Any March Milk Price Cut Will Be Interpreted as Further Kick in the Teeth

IFA National Dairy Committee Chairman Tom Phelan has warned co-ops that they must show their understanding of the extreme hardship and stress levels on farms in the only way that will count for dairy farmers – by holding the March milk price.

Farmers appreciate the support co-ops have given through various fodder initiatives. However, the goodwill generated by these moves will be destroyed by any price cut, he said.

“Farmers have had to contend with unprecedented hardship this spring, after what was an early and long winter. Most have run short, or are altogether out of fodder and are only now – over a month late – seeing ground temperatures that will hopefully allow for some grass growth in the coming days. The stress among farmers who did not get a chance to rest after the hectic calving season are at dangerous levels,” he warned.
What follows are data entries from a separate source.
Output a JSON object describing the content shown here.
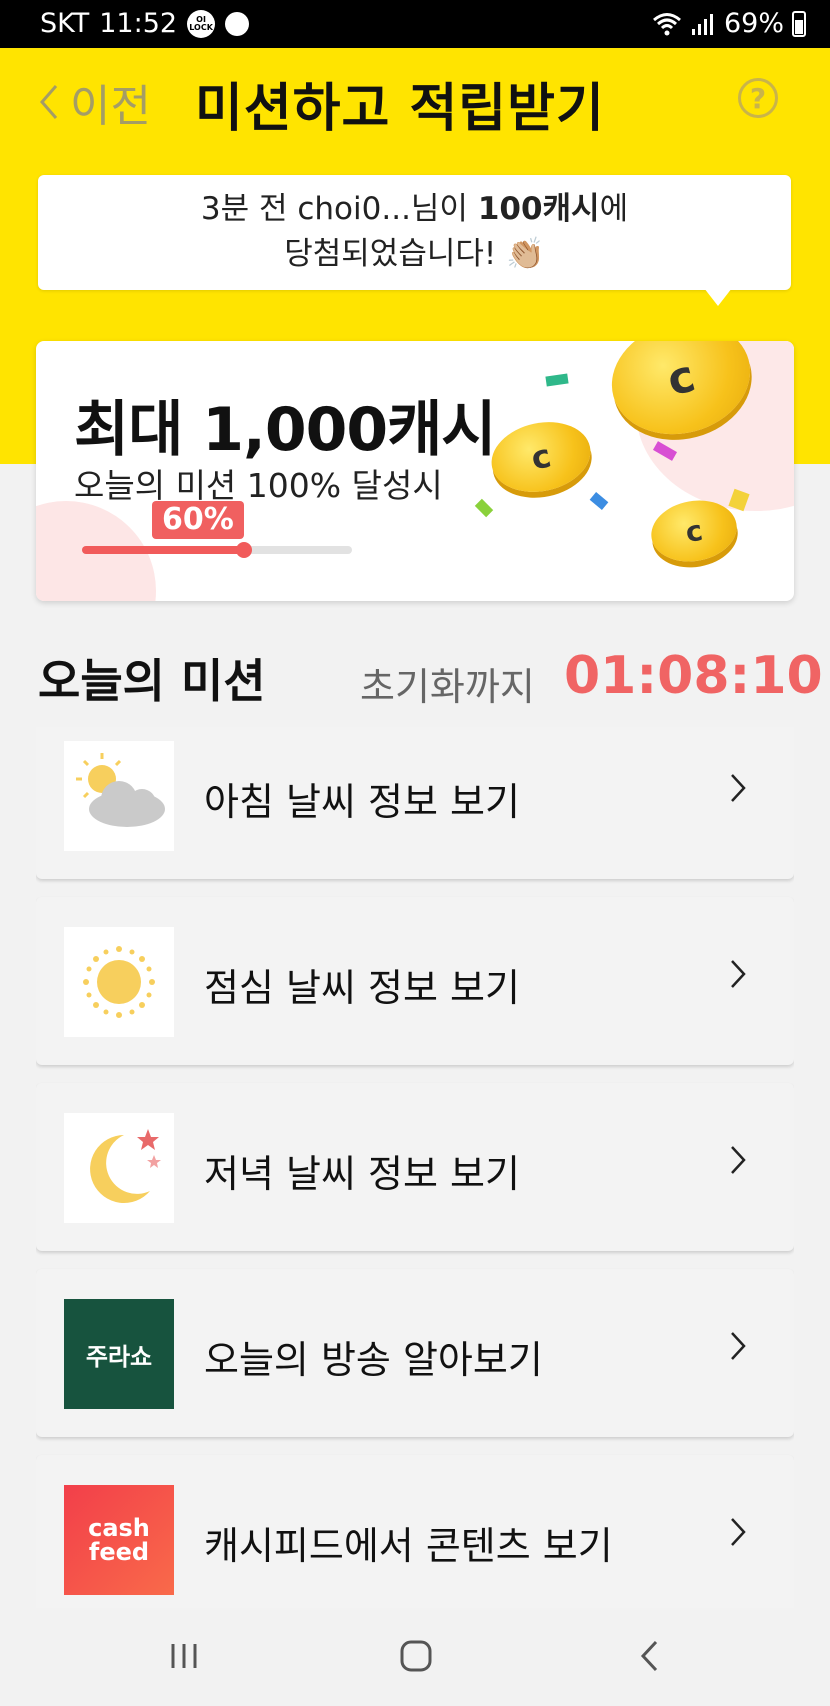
{
  "status_bar": {
    "carrier": "SKT",
    "time": "11:52",
    "lock_badge": "OI LOCK",
    "battery_percent": "69%"
  },
  "header": {
    "back_label": "이전",
    "title": "미션하고 적립받기",
    "help_label": "?"
  },
  "toast": {
    "line1_prefix": "3분 전 choi0...님이 ",
    "line1_bold": "100캐시",
    "line1_suffix": "에",
    "line2": "당첨되었습니다! 👏🏼"
  },
  "reward": {
    "title": "최대 1,000캐시",
    "subtitle": "오늘의 미션 100% 달성시",
    "progress_label": "60%",
    "progress_value": 0.6
  },
  "missions_section": {
    "title": "오늘의 미션",
    "timer_label": "초기화까지",
    "timer_value": "01:08:10"
  },
  "missions": [
    {
      "label": "아침 날씨 정보 보기",
      "icon": "morning-weather-icon"
    },
    {
      "label": "점심 날씨 정보 보기",
      "icon": "sun-icon"
    },
    {
      "label": "저녁 날씨 정보 보기",
      "icon": "moon-icon"
    },
    {
      "label": "오늘의 방송 알아보기",
      "icon": "jurasho-logo",
      "logo_text": "주라쇼"
    },
    {
      "label": "캐시피드에서 콘텐츠 보기",
      "icon": "cashfeed-logo",
      "logo_line1": "cash",
      "logo_line2": "feed"
    }
  ],
  "colors": {
    "brand_yellow": "#ffe400",
    "accent_red": "#f06464",
    "jurasho_green": "#17533e",
    "cashfeed_red": "#f23f4a"
  }
}
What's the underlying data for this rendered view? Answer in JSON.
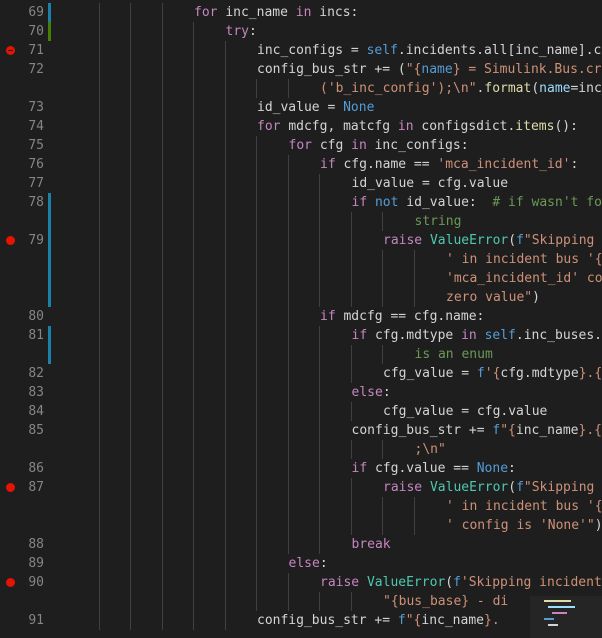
{
  "editor": {
    "lines": [
      {
        "number": "69",
        "bp": false,
        "change": "#1b81a8",
        "indent": 4,
        "tokens": [
          [
            "kw",
            "for "
          ],
          [
            "txt",
            "inc_name "
          ],
          [
            "kw",
            "in "
          ],
          [
            "txt",
            "incs:"
          ]
        ]
      },
      {
        "number": "70",
        "bp": false,
        "change": "#487e02",
        "indent": 5,
        "tokens": [
          [
            "kw",
            "try"
          ],
          [
            "txt",
            ":"
          ]
        ]
      },
      {
        "number": "71",
        "bp": true,
        "cond": true,
        "change": "",
        "indent": 6,
        "tokens": [
          [
            "txt",
            "inc_configs = "
          ],
          [
            "def",
            "self"
          ],
          [
            "txt",
            ".incidents.all[inc_name].co"
          ]
        ]
      },
      {
        "number": "72",
        "bp": false,
        "change": "",
        "indent": 6,
        "tokens": [
          [
            "txt",
            "config_bus_str += ("
          ],
          [
            "str",
            "\"{"
          ],
          [
            "def",
            "name"
          ],
          [
            "str",
            "} = Simulink.Bus.cre"
          ]
        ]
      },
      {
        "number": "",
        "bp": false,
        "change": "",
        "indent": 8,
        "tokens": [
          [
            "str",
            "('b_inc_config');\\n\""
          ],
          [
            "txt",
            "."
          ],
          [
            "fn",
            "format"
          ],
          [
            "txt",
            "("
          ],
          [
            "var",
            "name"
          ],
          [
            "txt",
            "=inc_"
          ]
        ]
      },
      {
        "number": "73",
        "bp": false,
        "change": "",
        "indent": 6,
        "tokens": [
          [
            "txt",
            "id_value = "
          ],
          [
            "def",
            "None"
          ]
        ]
      },
      {
        "number": "74",
        "bp": false,
        "change": "",
        "indent": 6,
        "tokens": [
          [
            "kw",
            "for "
          ],
          [
            "txt",
            "mdcfg, matcfg "
          ],
          [
            "kw",
            "in "
          ],
          [
            "txt",
            "configsdict."
          ],
          [
            "fn",
            "items"
          ],
          [
            "txt",
            "():"
          ]
        ]
      },
      {
        "number": "75",
        "bp": false,
        "change": "",
        "indent": 7,
        "tokens": [
          [
            "kw",
            "for "
          ],
          [
            "txt",
            "cfg "
          ],
          [
            "kw",
            "in "
          ],
          [
            "txt",
            "inc_configs:"
          ]
        ]
      },
      {
        "number": "76",
        "bp": false,
        "change": "",
        "indent": 8,
        "tokens": [
          [
            "kw",
            "if "
          ],
          [
            "txt",
            "cfg.name == "
          ],
          [
            "str",
            "'mca_incident_id'"
          ],
          [
            "txt",
            ":"
          ]
        ]
      },
      {
        "number": "77",
        "bp": false,
        "change": "",
        "indent": 9,
        "tokens": [
          [
            "txt",
            "id_value = cfg.value"
          ]
        ]
      },
      {
        "number": "78",
        "bp": false,
        "change": "#1b81a8",
        "indent": 9,
        "tokens": [
          [
            "kw",
            "if "
          ],
          [
            "def",
            "not "
          ],
          [
            "txt",
            "id_value:  "
          ],
          [
            "com",
            "# if wasn't fou"
          ]
        ]
      },
      {
        "number": "",
        "bp": false,
        "change": "#1b81a8",
        "indent": 11,
        "tokens": [
          [
            "com",
            "string"
          ]
        ]
      },
      {
        "number": "79",
        "bp": true,
        "cond": false,
        "change": "#1b81a8",
        "indent": 10,
        "tokens": [
          [
            "kw",
            "raise "
          ],
          [
            "cls",
            "ValueError"
          ],
          [
            "txt",
            "("
          ],
          [
            "def",
            "f"
          ],
          [
            "str",
            "\"Skipping i"
          ]
        ]
      },
      {
        "number": "",
        "bp": false,
        "change": "#1b81a8",
        "indent": 12,
        "tokens": [
          [
            "str",
            "' in incident bus '{bu"
          ]
        ]
      },
      {
        "number": "",
        "bp": false,
        "change": "#1b81a8",
        "indent": 12,
        "tokens": [
          [
            "str",
            "'mca_incident_id' con"
          ]
        ]
      },
      {
        "number": "",
        "bp": false,
        "change": "#1b81a8",
        "indent": 12,
        "tokens": [
          [
            "str",
            "zero value\""
          ],
          [
            "txt",
            ")"
          ]
        ]
      },
      {
        "number": "80",
        "bp": false,
        "change": "",
        "indent": 8,
        "tokens": [
          [
            "kw",
            "if "
          ],
          [
            "txt",
            "mdcfg == cfg.name:"
          ]
        ]
      },
      {
        "number": "81",
        "bp": false,
        "change": "#1b81a8",
        "indent": 9,
        "tokens": [
          [
            "kw",
            "if "
          ],
          [
            "txt",
            "cfg.mdtype "
          ],
          [
            "kw",
            "in "
          ],
          [
            "def",
            "self"
          ],
          [
            "txt",
            ".inc_buses.e"
          ]
        ]
      },
      {
        "number": "",
        "bp": false,
        "change": "#1b81a8",
        "indent": 11,
        "tokens": [
          [
            "com",
            "is an enum"
          ]
        ]
      },
      {
        "number": "82",
        "bp": false,
        "change": "",
        "indent": 10,
        "tokens": [
          [
            "txt",
            "cfg_value = "
          ],
          [
            "def",
            "f"
          ],
          [
            "str",
            "'{"
          ],
          [
            "txt",
            "cfg.mdtype"
          ],
          [
            "str",
            "}.{c"
          ]
        ]
      },
      {
        "number": "83",
        "bp": false,
        "change": "",
        "indent": 9,
        "tokens": [
          [
            "kw",
            "else"
          ],
          [
            "txt",
            ":"
          ]
        ]
      },
      {
        "number": "84",
        "bp": false,
        "change": "",
        "indent": 10,
        "tokens": [
          [
            "txt",
            "cfg_value = cfg.value"
          ]
        ]
      },
      {
        "number": "85",
        "bp": false,
        "change": "",
        "indent": 9,
        "tokens": [
          [
            "txt",
            "config_bus_str += "
          ],
          [
            "def",
            "f"
          ],
          [
            "str",
            "\"{"
          ],
          [
            "txt",
            "inc_name"
          ],
          [
            "str",
            "}.{ma"
          ]
        ]
      },
      {
        "number": "",
        "bp": false,
        "change": "",
        "indent": 11,
        "tokens": [
          [
            "str",
            ";\\n\""
          ]
        ]
      },
      {
        "number": "86",
        "bp": false,
        "change": "",
        "indent": 9,
        "tokens": [
          [
            "kw",
            "if "
          ],
          [
            "txt",
            "cfg.value == "
          ],
          [
            "def",
            "None"
          ],
          [
            "txt",
            ":"
          ]
        ]
      },
      {
        "number": "87",
        "bp": true,
        "cond": false,
        "change": "",
        "indent": 10,
        "tokens": [
          [
            "kw",
            "raise "
          ],
          [
            "cls",
            "ValueError"
          ],
          [
            "txt",
            "("
          ],
          [
            "def",
            "f"
          ],
          [
            "str",
            "\"Skipping i"
          ]
        ]
      },
      {
        "number": "",
        "bp": false,
        "change": "",
        "indent": 12,
        "tokens": [
          [
            "str",
            "' in incident bus '{bu"
          ]
        ]
      },
      {
        "number": "",
        "bp": false,
        "change": "",
        "indent": 12,
        "tokens": [
          [
            "str",
            "' config is 'None'\""
          ],
          [
            "txt",
            ")"
          ]
        ]
      },
      {
        "number": "88",
        "bp": false,
        "change": "",
        "indent": 9,
        "tokens": [
          [
            "kw",
            "break"
          ]
        ]
      },
      {
        "number": "89",
        "bp": false,
        "change": "",
        "indent": 7,
        "tokens": [
          [
            "kw",
            "else"
          ],
          [
            "txt",
            ":"
          ]
        ]
      },
      {
        "number": "90",
        "bp": true,
        "cond": false,
        "change": "",
        "indent": 8,
        "tokens": [
          [
            "kw",
            "raise "
          ],
          [
            "cls",
            "ValueError"
          ],
          [
            "txt",
            "("
          ],
          [
            "def",
            "f"
          ],
          [
            "str",
            "'Skipping incident "
          ]
        ]
      },
      {
        "number": "",
        "bp": false,
        "change": "",
        "indent": 10,
        "tokens": [
          [
            "str",
            "\"{bus_base} - di"
          ]
        ]
      },
      {
        "number": "91",
        "bp": false,
        "change": "",
        "indent": 6,
        "tokens": [
          [
            "txt",
            "config_bus_str += "
          ],
          [
            "def",
            "f"
          ],
          [
            "str",
            "\"{"
          ],
          [
            "txt",
            "inc_name"
          ],
          [
            "str",
            "}."
          ]
        ]
      }
    ]
  },
  "colors": {
    "background": "#1e1e1e",
    "breakpoint": "#e51400",
    "line_number": "#858585",
    "change_modified": "#1b81a8",
    "change_added": "#487e02"
  },
  "minimap": {
    "lines": [
      {
        "text": "write_inc",
        "color": "#dcdcaa"
      },
      {
        "text": "with self",
        "color": "#9cdcfe"
      },
      {
        "text": "for b",
        "color": "#c586c0"
      },
      {
        "text": "",
        "color": "#569cd6"
      },
      {
        "text": "",
        "color": "#d4d4d4"
      }
    ]
  }
}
“Teagasc has put the reduced profitability for each day that the cows are not grazing at between €2.20 and €3.00 per cow. Hence for a 100-cow herd, a three-week delay in turn out, for example, would cost the farmer around €5,500. The true nature of the losses may be greater as some herds have lost more than three weeks’ worth of grazing since last autumn. Also, they will certainly rise further in the longer term, as fodder production capacity, cow condition and possibly cow fertility also suffer,” he added.

“That’s only the economics; the levels of stress on farms are seriously worrying,” Tom Phelan said.

“In these exceptionally harsh circumstances, farmers need to feel truly supported by their co-ops’ utilising some of the profits they made last year to hold the March milk price despite lower market returns,” he concluded.